Information required by the IdP usually involves the following:

  • Entity ID
    • This is the unique identifier of the SP, and is usually based on a URL.
    • For Spectra appliances, Entity ID is configurable (see below).
  • ACS
    • This is the Assertion Consumer Service, or the address where the Identity Provider sends a SAML response.
    • In some providers, this is also called a Reply URL or Single sign-on URL.
    • For Spectra appliances, this is: <Appliance URL>/saml2/acs/
  • Login URL
    • This is not a required field in some Identity Providers.
    • For Spectra appliances, this is: <Appliance URL>/accounts/login/
  • Attribute Statements
    • These are the claims to be sent back to the Service Provider (SP)
    • Required attributes: email and userName (which can also be an email).
    • Optional attributes
  • Group Attribute Statements
    • Some IdPs have a separate setting for groups.
    • It is common to send all groups using a regex like .*. The Service Provider (SP) will then match the relevant groups.

Assign the users who need access to the appliance to one group, and also assign admin users (or Superusers) to an additional group. Then, assign both groups to the Spectra application.

Note: You can create a third group specifically for users you want to explicitly deny access.unts/login/`

After configuring the application in the IdP, export an XML metadata file.

Service Provider setup

In Spectra Analyze: Administration > Configuration > Authentication > User Directory: SAML

In Spectra Detect: Administration > Spectra Detect Manager > Authentication > User Directory: SAML

Within the Spectra appliance, configure the following fields.

Entity ID

Unique identifier for the SP. An example setup would be to use the appliance address + a suffix, such as /sp. For example, https://example.reversinglabs.com/sp.

Federation metadata file

This is the XML file exported from the Identity Provider.

Claim mapping

The values provided here are the attributes (fields) in the Identity Provider’s SAML response that are to be used in the Spectra appliance. These can have different values, depending on how you configure them on the IdP. Username and E-mail are required fields.

For example, if you have the following attributes in your IdP:

  • userName
  • email
  • groups

...add them in this section. You can also use a single attribute to populate several fields in the Spectra appliance. For example, if you have an email attribute in your IdP, you can list email twice here: once for the username, and once for the email. The remainder of the fields can be left blank.

Multiple users can share the same email attribute. If that is the case, email can't be used for a username because a username must be unique. Usernames are also case-insensitive: for example, if a user "john" exists, another user "John" can't be added.

User access

In this section, set one or more group IDs which correspond to specific actions or permissions you wish to enforce. For example, if you set up a Superuser flag group called manager-admin and add certain users to that group within your Identity Provider, then only those users will have superuser (admin) privileges on the appliance.

Certain Identity Providers don’t expose the names of groups, and instead use an ID like this one: bcbd79b7-784f-43f2-af70-4dd67cbbc463. In these cases, use that instead of the group name.

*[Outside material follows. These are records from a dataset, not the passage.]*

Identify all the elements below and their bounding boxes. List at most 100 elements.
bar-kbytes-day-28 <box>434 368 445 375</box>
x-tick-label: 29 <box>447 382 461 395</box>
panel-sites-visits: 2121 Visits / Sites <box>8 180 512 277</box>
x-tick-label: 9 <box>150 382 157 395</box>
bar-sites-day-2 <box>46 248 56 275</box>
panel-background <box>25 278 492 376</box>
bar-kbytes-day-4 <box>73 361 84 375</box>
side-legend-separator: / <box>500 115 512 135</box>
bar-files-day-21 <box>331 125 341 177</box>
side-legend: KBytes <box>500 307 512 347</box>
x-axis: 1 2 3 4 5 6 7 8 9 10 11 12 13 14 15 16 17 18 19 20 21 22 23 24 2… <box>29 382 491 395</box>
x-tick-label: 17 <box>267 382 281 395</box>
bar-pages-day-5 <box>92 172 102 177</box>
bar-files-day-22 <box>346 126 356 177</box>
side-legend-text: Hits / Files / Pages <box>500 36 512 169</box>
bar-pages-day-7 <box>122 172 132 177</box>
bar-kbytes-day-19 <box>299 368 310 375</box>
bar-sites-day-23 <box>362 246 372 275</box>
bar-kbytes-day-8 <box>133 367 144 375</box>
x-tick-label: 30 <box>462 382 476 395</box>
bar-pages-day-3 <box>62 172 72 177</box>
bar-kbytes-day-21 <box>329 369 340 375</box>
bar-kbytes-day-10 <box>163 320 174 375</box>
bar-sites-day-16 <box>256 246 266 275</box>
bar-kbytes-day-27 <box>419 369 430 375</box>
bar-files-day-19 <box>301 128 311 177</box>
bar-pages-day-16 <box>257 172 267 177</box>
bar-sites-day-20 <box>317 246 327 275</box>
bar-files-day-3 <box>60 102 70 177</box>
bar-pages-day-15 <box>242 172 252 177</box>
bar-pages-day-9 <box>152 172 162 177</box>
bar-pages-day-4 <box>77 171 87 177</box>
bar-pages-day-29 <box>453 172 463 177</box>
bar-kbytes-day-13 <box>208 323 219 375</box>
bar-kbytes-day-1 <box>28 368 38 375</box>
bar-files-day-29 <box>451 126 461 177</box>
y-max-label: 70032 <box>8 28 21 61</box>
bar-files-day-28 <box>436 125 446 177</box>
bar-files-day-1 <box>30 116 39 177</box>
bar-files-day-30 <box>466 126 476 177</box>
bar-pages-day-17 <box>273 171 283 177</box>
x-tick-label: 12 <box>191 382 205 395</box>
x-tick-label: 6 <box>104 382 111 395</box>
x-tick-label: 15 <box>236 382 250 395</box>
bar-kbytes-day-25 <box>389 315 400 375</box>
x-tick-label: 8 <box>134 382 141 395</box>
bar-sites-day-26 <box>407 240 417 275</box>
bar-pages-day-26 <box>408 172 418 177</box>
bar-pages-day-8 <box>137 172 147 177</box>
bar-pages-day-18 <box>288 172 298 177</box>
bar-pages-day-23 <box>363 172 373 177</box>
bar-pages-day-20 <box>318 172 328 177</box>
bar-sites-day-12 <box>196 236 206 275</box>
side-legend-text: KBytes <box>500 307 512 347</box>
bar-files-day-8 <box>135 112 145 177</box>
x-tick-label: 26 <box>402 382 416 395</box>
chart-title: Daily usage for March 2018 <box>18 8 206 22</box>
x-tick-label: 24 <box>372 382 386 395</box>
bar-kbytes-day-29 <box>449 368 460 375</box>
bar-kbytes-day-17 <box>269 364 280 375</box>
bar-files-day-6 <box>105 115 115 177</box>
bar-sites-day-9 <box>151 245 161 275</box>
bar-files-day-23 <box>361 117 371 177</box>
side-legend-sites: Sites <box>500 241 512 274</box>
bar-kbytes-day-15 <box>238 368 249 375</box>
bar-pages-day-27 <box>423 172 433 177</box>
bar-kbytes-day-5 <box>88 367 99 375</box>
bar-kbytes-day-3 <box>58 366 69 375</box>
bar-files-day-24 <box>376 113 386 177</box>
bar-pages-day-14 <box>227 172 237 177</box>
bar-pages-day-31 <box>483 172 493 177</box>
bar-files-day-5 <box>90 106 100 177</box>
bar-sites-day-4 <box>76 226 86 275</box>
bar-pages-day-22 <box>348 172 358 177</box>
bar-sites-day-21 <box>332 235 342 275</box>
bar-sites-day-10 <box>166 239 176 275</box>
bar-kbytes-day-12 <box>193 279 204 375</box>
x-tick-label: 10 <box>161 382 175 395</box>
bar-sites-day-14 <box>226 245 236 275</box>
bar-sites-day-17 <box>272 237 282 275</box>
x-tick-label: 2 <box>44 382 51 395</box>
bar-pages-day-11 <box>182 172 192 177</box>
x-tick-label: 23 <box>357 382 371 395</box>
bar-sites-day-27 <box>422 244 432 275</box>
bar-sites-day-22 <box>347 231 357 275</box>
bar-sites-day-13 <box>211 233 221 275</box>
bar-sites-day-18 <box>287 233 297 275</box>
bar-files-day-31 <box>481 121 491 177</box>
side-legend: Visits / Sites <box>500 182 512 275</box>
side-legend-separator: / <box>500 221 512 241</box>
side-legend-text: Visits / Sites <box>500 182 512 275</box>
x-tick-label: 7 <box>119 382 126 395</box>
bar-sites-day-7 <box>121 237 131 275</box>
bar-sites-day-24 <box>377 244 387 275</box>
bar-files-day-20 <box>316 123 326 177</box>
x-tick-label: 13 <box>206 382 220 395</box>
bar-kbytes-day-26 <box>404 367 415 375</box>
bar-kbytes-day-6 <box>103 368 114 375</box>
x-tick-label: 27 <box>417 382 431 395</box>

The Active flag group field accepts the name of the group containing active users. If a user is not in this group, they will be marked as inactive and denied access. If using multiple groups, a user must be present in at least one group to be granted access.

The Superuser flag group field accepts the name of the group containing superusers (administrators). Users will be marked as superusers only if they are in this group.

The Require group field accepts the name of the group containing users who have access to the appliance. Authentication will fail for every user that is not in this group. If using multiple groups, a user must be present in all groups configured to be granted access.

The Deny group field accepts the name of the group containing users who are not allowed to access the appliance. Authentication will fail for every user that is in this group.

note

The Active and Require groups function similarly, but only one should be used at a time. Superusers must belong to both the Superuser flag group and either the Active or Require group (whichever group is chosen is also used to determine the full list of users.)

Allow unsolicited responses from IdP

There are two ways of logging in using SAML:

  1. Going to the appliance login page and clicking Login Using SSO.
  2. Opening the Identity Provider’s dashboard and logging in to the appliance from there.

If you wish to enable logging in from a dashboard, mark this checkbox.